The International Integrated Reporting Council welcomes the publication of the revised Australian Corporate Governance Code, which references the role integrated reporting can play in providing investors with a broader range of information to inform their investment decisions.

Integrated reporting also forms a part of Recommendation 7.4 of the code, which looks at disclosure on environmental and social risks and how an entity plans to manage such risks.

Furthermore, the code states, “The principles of integrated reporting can be used in preparing existing reports, for example, the directors’ report or the operating and financial review.”

The publication of this revised corporate governance code on 27 February 2019, comes at a time when increasing numbers of Australia’s largest businesses are adopting and embedding the concepts of integrated reporting.

According to a study by KPMG, around half of Australia’s largest listed organizations are already using the principles of integrated reporting to better communicate how they create value to their shareholders and other stakeholders.

The inclusion of integrated reporting in the Australian Corporate Governance Code is expected to provide further impetus to Australian organizations to embed integrated reporting, as we have seen with other corporate governance codes around the world including in Japan and Malaysia.
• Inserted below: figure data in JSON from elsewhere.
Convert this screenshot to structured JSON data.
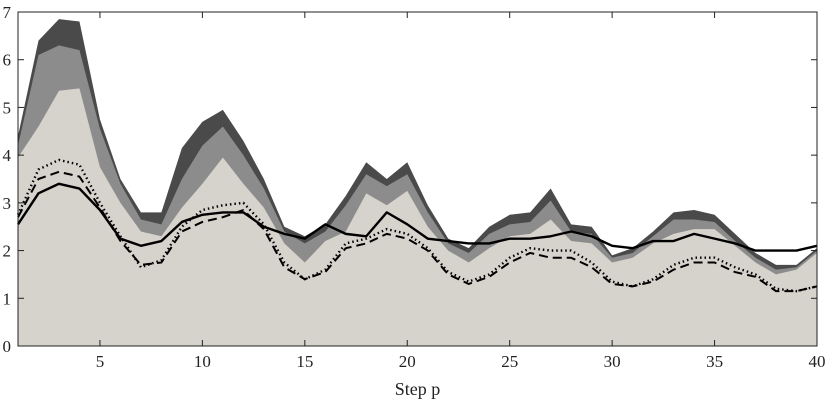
{
  "chart_data": {
    "type": "area",
    "title": "",
    "xlabel": "Step p",
    "ylabel": "",
    "xlim": [
      1,
      40
    ],
    "ylim": [
      0,
      7
    ],
    "xticks": [
      5,
      10,
      15,
      20,
      25,
      30,
      35,
      40
    ],
    "yticks": [
      0,
      1,
      2,
      3,
      4,
      5,
      6,
      7
    ],
    "grid": false,
    "x": [
      1,
      2,
      3,
      4,
      5,
      6,
      7,
      8,
      9,
      10,
      11,
      12,
      13,
      14,
      15,
      16,
      17,
      18,
      19,
      20,
      21,
      22,
      23,
      24,
      25,
      26,
      27,
      28,
      29,
      30,
      31,
      32,
      33,
      34,
      35,
      36,
      37,
      38,
      39,
      40
    ],
    "areas": [
      {
        "color": "#4a4a4a",
        "values": [
          4.4,
          6.4,
          6.85,
          6.8,
          4.75,
          3.5,
          2.8,
          2.8,
          4.15,
          4.7,
          4.95,
          4.3,
          3.5,
          2.5,
          2.3,
          2.55,
          3.15,
          3.85,
          3.5,
          3.85,
          2.95,
          2.25,
          2.05,
          2.5,
          2.75,
          2.8,
          3.3,
          2.55,
          2.5,
          1.9,
          2.05,
          2.4,
          2.8,
          2.85,
          2.75,
          2.35,
          1.95,
          1.7,
          1.7,
          2.05
        ]
      },
      {
        "color": "#8c8c8c",
        "values": [
          4.2,
          6.1,
          6.3,
          6.2,
          4.55,
          3.4,
          2.65,
          2.55,
          3.5,
          4.2,
          4.6,
          4.0,
          3.3,
          2.4,
          2.15,
          2.4,
          2.95,
          3.6,
          3.35,
          3.6,
          2.8,
          2.15,
          1.95,
          2.35,
          2.55,
          2.6,
          3.05,
          2.4,
          2.35,
          1.85,
          1.95,
          2.3,
          2.65,
          2.65,
          2.6,
          2.2,
          1.85,
          1.6,
          1.65,
          2.0
        ]
      },
      {
        "color": "#d6d2cc",
        "values": [
          3.95,
          4.6,
          5.35,
          5.4,
          3.75,
          3.0,
          2.4,
          2.3,
          2.9,
          3.4,
          3.95,
          3.4,
          2.9,
          2.15,
          1.75,
          2.2,
          2.4,
          3.2,
          2.95,
          3.25,
          2.5,
          2.0,
          1.75,
          2.05,
          2.3,
          2.35,
          2.65,
          2.2,
          2.15,
          1.75,
          1.85,
          2.15,
          2.35,
          2.45,
          2.45,
          2.1,
          1.75,
          1.5,
          1.6,
          1.95
        ]
      }
    ],
    "series": [
      {
        "style": "solid",
        "values": [
          2.55,
          3.2,
          3.4,
          3.3,
          2.85,
          2.25,
          2.1,
          2.2,
          2.6,
          2.75,
          2.8,
          2.8,
          2.5,
          2.35,
          2.25,
          2.55,
          2.35,
          2.3,
          2.8,
          2.55,
          2.25,
          2.2,
          2.15,
          2.15,
          2.25,
          2.25,
          2.3,
          2.4,
          2.3,
          2.1,
          2.05,
          2.2,
          2.2,
          2.35,
          2.25,
          2.15,
          2.0,
          2.0,
          2.0,
          2.1
        ]
      },
      {
        "style": "dotted",
        "values": [
          2.75,
          3.7,
          3.9,
          3.8,
          3.0,
          2.3,
          1.65,
          1.8,
          2.5,
          2.85,
          2.95,
          3.0,
          2.55,
          1.75,
          1.4,
          1.6,
          2.15,
          2.25,
          2.45,
          2.35,
          2.05,
          1.55,
          1.35,
          1.5,
          1.85,
          2.05,
          2.0,
          2.0,
          1.75,
          1.35,
          1.25,
          1.4,
          1.7,
          1.85,
          1.85,
          1.65,
          1.5,
          1.2,
          1.15,
          1.25
        ]
      },
      {
        "style": "dashed",
        "values": [
          2.7,
          3.5,
          3.65,
          3.55,
          2.9,
          2.2,
          1.7,
          1.75,
          2.4,
          2.6,
          2.7,
          2.85,
          2.45,
          1.65,
          1.4,
          1.55,
          2.05,
          2.15,
          2.35,
          2.25,
          2.0,
          1.5,
          1.3,
          1.45,
          1.75,
          1.95,
          1.85,
          1.85,
          1.65,
          1.3,
          1.25,
          1.35,
          1.6,
          1.75,
          1.75,
          1.55,
          1.45,
          1.15,
          1.15,
          1.25
        ]
      }
    ]
  }
}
Commenting on the news IIRC CEO Richard Howitt said, “As a G20 economy, action by Australia’s regulators as well as widespread adoption by the market, will be noticed around the world.  Australia also plays a vital role in the IIRC’s governance.  I am grateful to our board members Louise Davidson and Michael Bray, the vice chair of our Council, John Stanhope, and our Ambassador Nick Ridehalgh, for their advocacy and active engagement to help bring about such a positive development for our movement”.